So many brands leave oodles of brand awareness on the table because they only attempt to create it during certain time periods, focusing most of their messaging on a push for conversion.
Of course, conversion is the ultimate goal. But there’s a journey there, and the winners in digital marketing know how to tread that trail effectively and elegantly.
One helpful framing is to remember the old ways of doing things. Before digital, TV and radio were huge brand awareness mediums. There was no place you could click a button—brands had to depend on creating attention-grabbing, memorable messages that people would recall when it came time to fulfill a need, whether it was for a new vacuum or the latest innovation in TV dinners.
Here’s the hitch: you still have to do that. In their excitement over the new tools digital advertising provides, brands have often given up on creating awareness and affinity altogether, drowning with their competitors in a sea of ignored (even pesky) CTAs at very limited times of the year.
It’s the equivalent of calling your friend—but only at the moment you need something. If your audience only sees you when you’re asking them to do something, they’re a lot less likely to convert.

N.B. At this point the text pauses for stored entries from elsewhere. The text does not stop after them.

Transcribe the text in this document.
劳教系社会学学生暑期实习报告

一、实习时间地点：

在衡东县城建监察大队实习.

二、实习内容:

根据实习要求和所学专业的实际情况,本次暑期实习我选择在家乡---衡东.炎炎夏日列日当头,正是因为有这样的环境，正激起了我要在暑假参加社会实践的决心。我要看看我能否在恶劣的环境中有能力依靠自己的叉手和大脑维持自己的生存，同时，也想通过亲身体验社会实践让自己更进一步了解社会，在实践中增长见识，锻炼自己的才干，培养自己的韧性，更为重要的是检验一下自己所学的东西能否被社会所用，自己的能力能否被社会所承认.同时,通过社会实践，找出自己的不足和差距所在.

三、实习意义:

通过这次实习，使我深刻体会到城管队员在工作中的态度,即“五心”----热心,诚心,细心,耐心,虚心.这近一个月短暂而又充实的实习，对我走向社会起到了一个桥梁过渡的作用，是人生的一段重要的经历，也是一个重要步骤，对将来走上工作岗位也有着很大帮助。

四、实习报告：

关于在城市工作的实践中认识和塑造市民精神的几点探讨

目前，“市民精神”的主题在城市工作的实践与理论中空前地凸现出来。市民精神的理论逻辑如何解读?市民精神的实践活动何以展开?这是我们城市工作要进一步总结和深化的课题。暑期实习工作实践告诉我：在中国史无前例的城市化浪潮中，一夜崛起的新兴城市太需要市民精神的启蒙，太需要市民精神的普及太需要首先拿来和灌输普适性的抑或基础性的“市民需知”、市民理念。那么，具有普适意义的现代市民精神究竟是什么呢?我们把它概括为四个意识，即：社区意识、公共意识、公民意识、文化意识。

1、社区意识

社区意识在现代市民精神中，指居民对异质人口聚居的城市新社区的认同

Instead, you should be engaging in a conversation year-round, one that educates and informs through blogs, case studies, influencer marketing, emails and more. When you’ve been talking all year, it’s a lot easier to help people understand what you offer, but more importantly, you’ll be armed with a better understanding of who they are, too, by asking them for information along the way (collecting emails, for example, for content-driven and useful messages).
When the time comes, you want people to search your brand’s name and go directly to your website because there’s no other brand in their mind. That’s really what we mean when we say “conversion”—a far deeper, more rewarding achievement than measuring clicks on buttons. Building brand awareness will help you achieve that.
So I’ve (hopefully) convinced you that you need to be educating and speaking with your intended customers throughout the year. What else should you be doing?
Empathize with your audience. How many times have you seen an ad on your screen—whether it’s your phone, television or laptop—and taken the action requested (to call, click, or even more demanding, scan a QR code from a TV commercial). Don’t fall into a false perception of the value of advertising—impressions count just as much as clicks when you think of the long game you can (and should) play.